Lavinya Dergisi
SEVMEK
Aşk fenomeni, sevgi ilişkilerinin nörobiyolojisi, flört oyunları, papatya fallarının ötesine geçti. “Üsküdar’a gider iken aldı da bir yağmur…” ile başlayan, kâtibe yakışan kolalı da gömlek mazide kaldı. Oysa dün ve bugün hakkında nice tanımlamalar yapıldı.
Sevmek; gözlerinin içinin gülmesi, yolunu gözlemek, birlikte zaman geçirmeyi çok istemektir.
Sevmek; kalbinin sevinçle kaplanması, ortak yaşanmışlıklar, bağlanmaktır.
Sevmek; kiminin sadece sevginin sözünü etmesi, kimisinin gerçekten sevmesi demektir.
Sevmek; cümlelere nice fiiller eklemektir: kabullenmek, korumak, özveride bulunmak, karşılık beklememek gereklidir.
Sevmek; vuslata ilerlemektir. İki gönlün “Allah’ın emri, Peygamberin kavli…” ile başlayan hikâyelerine “evet” cevabını vermektir.
Aşk vitrini denilen büyüye kapılmamak da bir gerçektir. Şöyle ki; tüm zaaflarıyla, hatalarıyla, korkularıyla onu kabullenmektir. İnceliklerdir. Şöyle ki;
Bir gün ermişin birine sormuşlar:
- Sevginin sadece sözünü edenlerle, onu yaşayanlar arasında ne fark var?
Ermiş cevap vermiş:
- Buyurun göstereyim.
Ermiş faaliyete geçmiş. Önce sevgiyi dilden gönle indirememiş olanları çağırmış. Bir sofra hazırlamış. Misafirler oturmuş, tabaklar içinde sıcak çorbalar ve arkasından da derviş kaşıkları denilen bir metre boyunda kaşıklar gelmiş. Ermiş:
- Bu kaşıkların ucundan tutup yiyeceksiniz.
Misafirlerin çorbalarını içmek için yaptıkları teşebbüsler başarısız olmuş ve döküp saçmışlar.
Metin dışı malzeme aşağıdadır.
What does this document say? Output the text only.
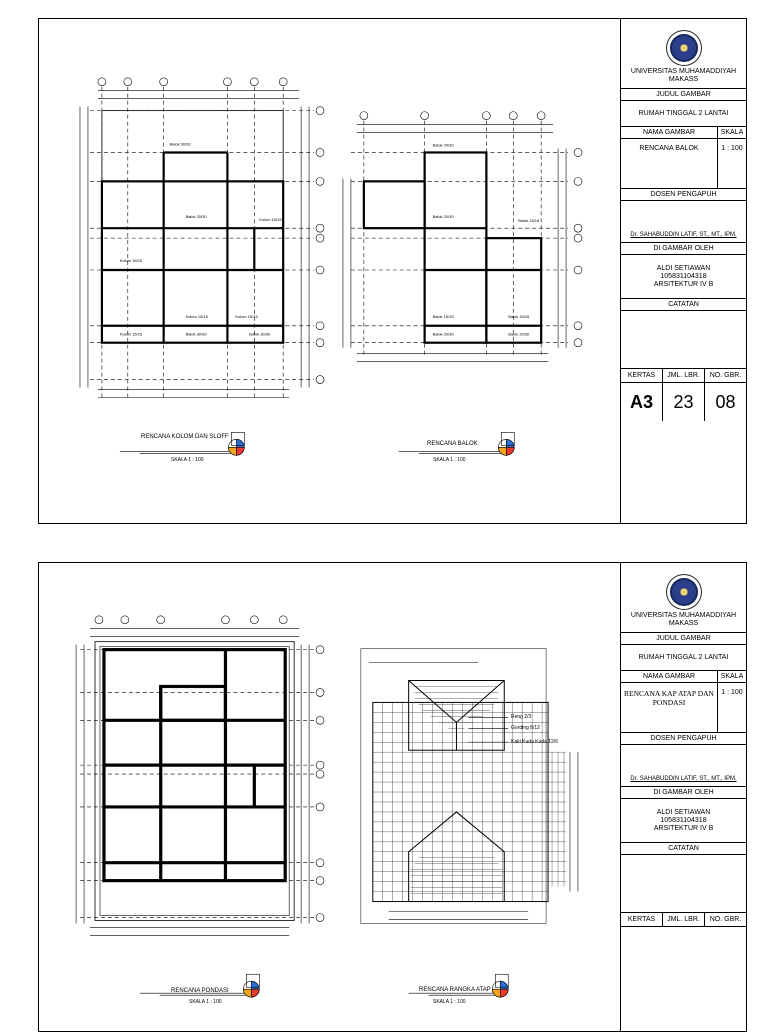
Balok 30/30
Balok 20/30
Kolom 15/15
Kolom 15/15
Kolom 15/15	Kolom 15/15
Kolom 15/15	Balok 30/30	Balok 30/30
Balok 20/30
Balok 20/30
Balok 15/15
Balok 15/15	Balok 15/15
Balok 20/30	Balok 20/30
RENCANA KOLOM DAN SLOFF
SKALA 1 : 100
RENCANA BALOK
SKALA 1 : 100
UNIVERSITAS MUHAMADDIYAH MAKASS
JUDUL GAMBAR
RUMAH TINGGAL 2 LANTAI
NAMA GAMBAR	SKALA
RENCANA BALOK	1 : 100
DOSEN PENGAPUH
Dr. SAHABUDDIN LATIF, ST., MT., IPM.
DI GAMBAR OLEH
ALDI SETIAWAN
105831104318
ARSITEKTUR IV B
CATATAN
KERTAS	JML. LBR.	NO. GBR.
A3	23	08
Reng 2/3
Gording 8/12
Kaki Kuda Kuda 12/6
RENCANA PONDASI
SKALA 1 : 100
RENCANA RANGKA ATAP
SKALA 1 : 100
UNIVERSITAS MUHAMADDIYAH MAKASS
JUDUL GAMBAR
RUMAH TINGGAL 2 LANTAI
NAMA GAMBAR	SKALA
RENCANA KAP ATAP DAN PONDASI
1 : 100
DOSEN PENGAPUH
Dr. SAHABUDDIN LATIF, ST., MT., IPM.
DI GAMBAR OLEH
ALDI SETIAWAN
105831104318
ARSITEKTUR IV B
CATATAN
KERTAS	JML. LBR.	NO. GBR.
En sonunda becerememiş, sofradan aç kalkmışlar. Bunun üzerine ermiş yeniden konuşmuş:
- Şimdi sofraya gerçek sevgiyi bilenleri çağıralım.
Yüzleri aydınlık, gözleri gülümseyen, ışıklı insanlar gelmiş. Sevgiyi bilenler yemeğe başlamış. Her biri uzun boylu kaşığı çorbasına daldırarak, yanındakine uzatarak içirmiş, diğerini doyurmuş. Böylece hepsi doymuş ve sofradan şükrederek kalkmış.
Sevmek; ermişin oyununu anlamaktır.
Sevmek; karşındakinin açlığını, ihtiyaçlarını, zaaflarını görmektir.
Sevmek; daima haklı olmak değil, gerektiğinde susmayı, paylaşmayı bilmektir.
Sevmek; “Ben” diyerek sofradan aç kalmak veyahut “Biz” diyerek hayatın en büyük ziyafetlerine doyarak kalkmaktır.
Şıpsevdilik değil, hızla tüketilen dijital aşk oyunlarına kanmamaktır. Yüzeyde parlayan değil, derinde kök salan şu bağdır. “Kâtibim ne derse, ben ona uyarım…” dizeleriyle, belki de o eski şarkıları hatırlamaktır.